Melihat masalah ini dan sebagai alternatif dari sistem pembayaran tunai keras, penyedia jasa keuangan dan pengembang properti mulai menawarkan berbagai skema pembiayaan properti. Terlebih dengan permintaan properti yang terus merangkak naik setiap tahunnya dengan pertumbuhan masyarakat usia produktif dan first-jobbers yang mencari rumah. Namun, di sisi lain pertumbuhan pendapatan per kapita tidak sebanding dengan melonjaknya harga rumah per tahun. Merujuk pada kondisi inilah, sistem pembiayaan properti menjadi berguna untuk orang-orang yang ingin membeli rumah khususnya rumah pertamanya.

Sistem beli rumah umumnya dibagi menjadi tiga skema utama: Kredit Pemilikan Rumah (KPR), tunai bertahap, dan tunai keras. KPR melibatkan pinjaman dari bank dengan cicilan bulanan, sedangkan tunai bertahap adalah pembayaran langsung kepada pengembang dengan sistem cicilan, dan tunai keras berarti pembayaran lunas di muka.

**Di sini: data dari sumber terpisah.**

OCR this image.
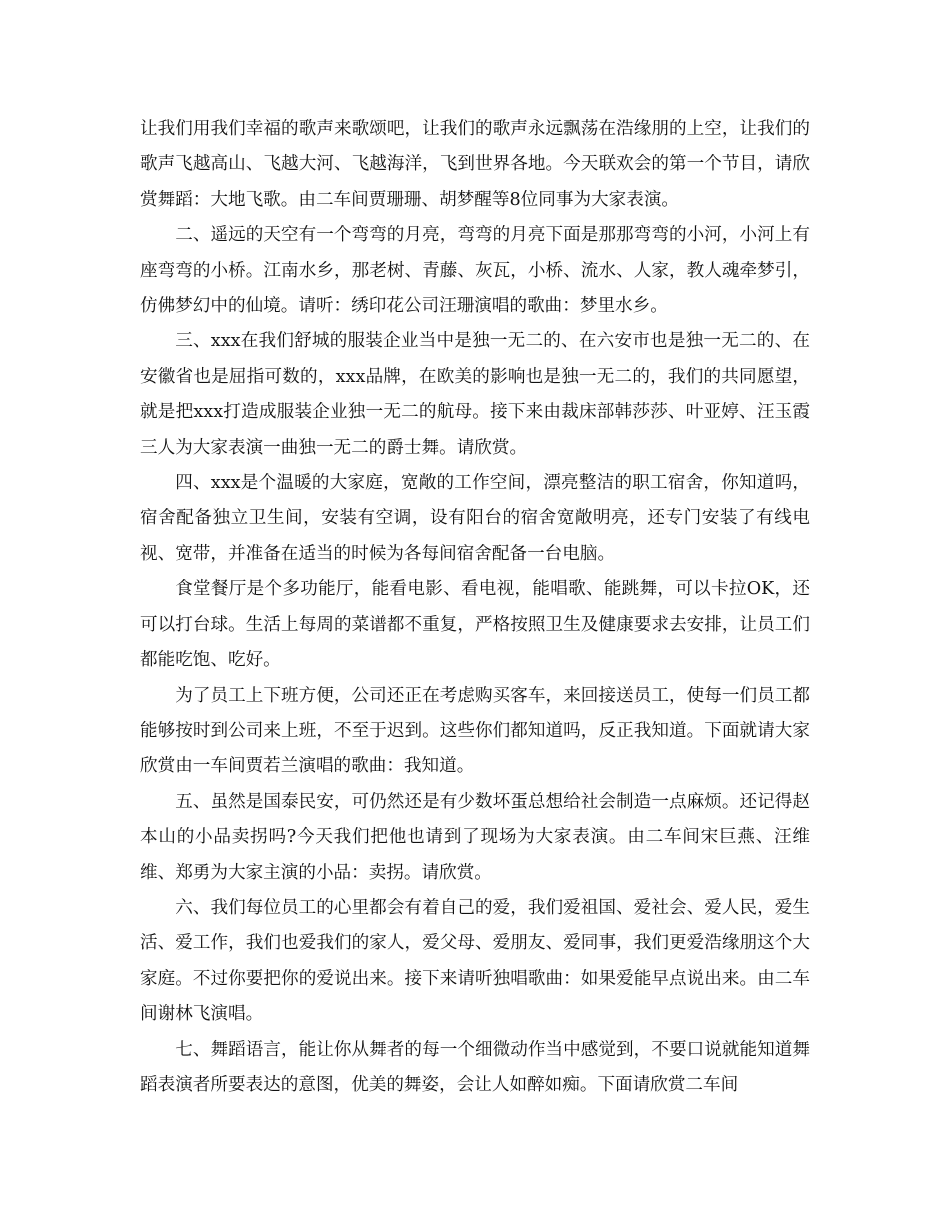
让我们用我们幸福的歌声来歌颂吧，让我们的歌声永远飘荡在浩缘朋的上空，让我们的歌声飞越高山、飞越大河、飞越海洋，飞到世界各地。今天联欢会的第一个节目，请欣赏舞蹈：大地飞歌。由二车间贾珊珊、胡梦醒等8位同事为大家表演。

二、遥远的天空有一个弯弯的月亮，弯弯的月亮下面是那那弯弯的小河，小河上有座弯弯的小桥。江南水乡，那老树、青藤、灰瓦，小桥、流水、人家，教人魂牵梦引，仿佛梦幻中的仙境。请听：绣印花公司汪珊演唱的歌曲：梦里水乡。

三、xxx在我们舒城的服装企业当中是独一无二的、在六安市也是独一无二的、在安徽省也是屈指可数的，xxx品牌，在欧美的影响也是独一无二的，我们的共同愿望，就是把xxx打造成服装企业独一无二的航母。接下来由裁床部韩莎莎、叶亚婷、汪玉霞三人为大家表演一曲独一无二的爵士舞。请欣赏。

四、xxx是个温暖的大家庭，宽敞的工作空间，漂亮整洁的职工宿舍，你知道吗，宿舍配备独立卫生间，安装有空调，设有阳台的宿舍宽敞明亮，还专门安装了有线电视、宽带，并准备在适当的时候为各每间宿舍配备一台电脑。

食堂餐厅是个多功能厅，能看电影、看电视，能唱歌、能跳舞，可以卡拉OK，还可以打台球。生活上每周的菜谱都不重复，严格按照卫生及健康要求去安排，让员工们都能吃饱、吃好。

为了员工上下班方便，公司还正在考虑购买客车，来回接送员工，使每一们员工都能够按时到公司来上班，不至于迟到。这些你们都知道吗，反正我知道。下面就请大家欣赏由一车间贾若兰演唱的歌曲：我知道。

五、虽然是国泰民安，可仍然还是有少数坏蛋总想给社会制造一点麻烦。还记得赵本山的小品卖拐吗?今天我们把他也请到了现场为大家表演。由二车间宋巨燕、汪维维、郑勇为大家主演的小品：卖拐。请欣赏。

六、我们每位员工的心里都会有着自己的爱，我们爱祖国、爱社会、爱人民，爱生活、爱工作，我们也爱我们的家人，爱父母、爱朋友、爱同事，我们更爱浩缘朋这个大家庭。不过你要把你的爱说出来。接下来请听独唱歌曲：如果爱能早点说出来。由二车间谢林飞演唱。

七、舞蹈语言，能让你从舞者的每一个细微动作当中感觉到，不要口说就能知道舞蹈表演者所要表达的意图，优美的舞姿，会让人如醉如痴。下面请欣赏二车间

Kredit Pemilikan Rumah (KPR)

Definisi: Pembelian rumah menggunakan pinjaman dari bank. Pembeli harus membayar uang muka, lalu mencicil sisa harga rumah beserta bunga dalam jangka waktu tertentu (misalnya, 5 hingga 25 tahun).
Cocok untuk: Individu yang belum memiliki dana cukup untuk membeli rumah secara tunai.
Persyaratan: WNI dengan usia minimal 21 tahun, memiliki pekerjaan stabil dengan masa kerja minimal satu tahun, dan skor kredit yang baik.
Jenis: Terdapat KPR konvensional dan syariah, serta jenis seperti Fixed-Rate Mortgage (suku bunga tetap) dan Adjustable-Rate Mortgage (suku bunga bisa berubah).

Tunai Bertahap (Inhouse)

Definisi: Pembayaran dilakukan secara cicilan langsung kepada pengembang (developer) selama jangka waktu yang disepakati, biasanya lebih pendek dari KPR (misalnya, 12 hingga 50 bulan).
Cocok untuk: Individu yang memiliki uang muka yang cukup tetapi tidak ingin melibatkan bank atau tidak lolos KPR.
Proses: Pembayaran DP dan cicilan bulanan dilakukan langsung ke developer tanpa melibatkan bank.

Tunai Keras

Definisi: Pembayaran seluruh harga rumah secara lunas dalam satu waktu.
Cocok untuk: Individu yang memiliki dana yang mencukupi.
Keuntungan: Pembeli tidak perlu khawatir tentang fluktuasi suku bunga bank dan sering kali mendapatkan harga diskon dari pengembang.
Proses: Setelah pembayaran selesai, langkah selanjutnya adalah memproses balik nama sertifikat rumah ke nama pembeli di notaris atau PPAT.

Hal penting lainnya
Uang Tanda Jadi (UTJ):

Pembayaran awal yang biasanya tidak dapat dikembalikan jika pembeli membatalkan transaksi.
Sertifikat: Pastikan sertifikat IMB dan PBB sudah dipecah per unit, terutama saat membeli rumah secara tunai.
Biaya lain: Selain harga rumah, siapkan biaya-biaya lain seperti biaya akad kredit, pajak, dan balik nama sertifikat.

Skema-skema pembayaran properti ini adalah tiga skema utama yang mudah ditemukan di Indonesia. Hal yang terpenting adalah pilih yang sesuai dengan kondisi keuangan Anda dan yang paling realistis dengan keadaan Anda, pasangan, dan keluarga.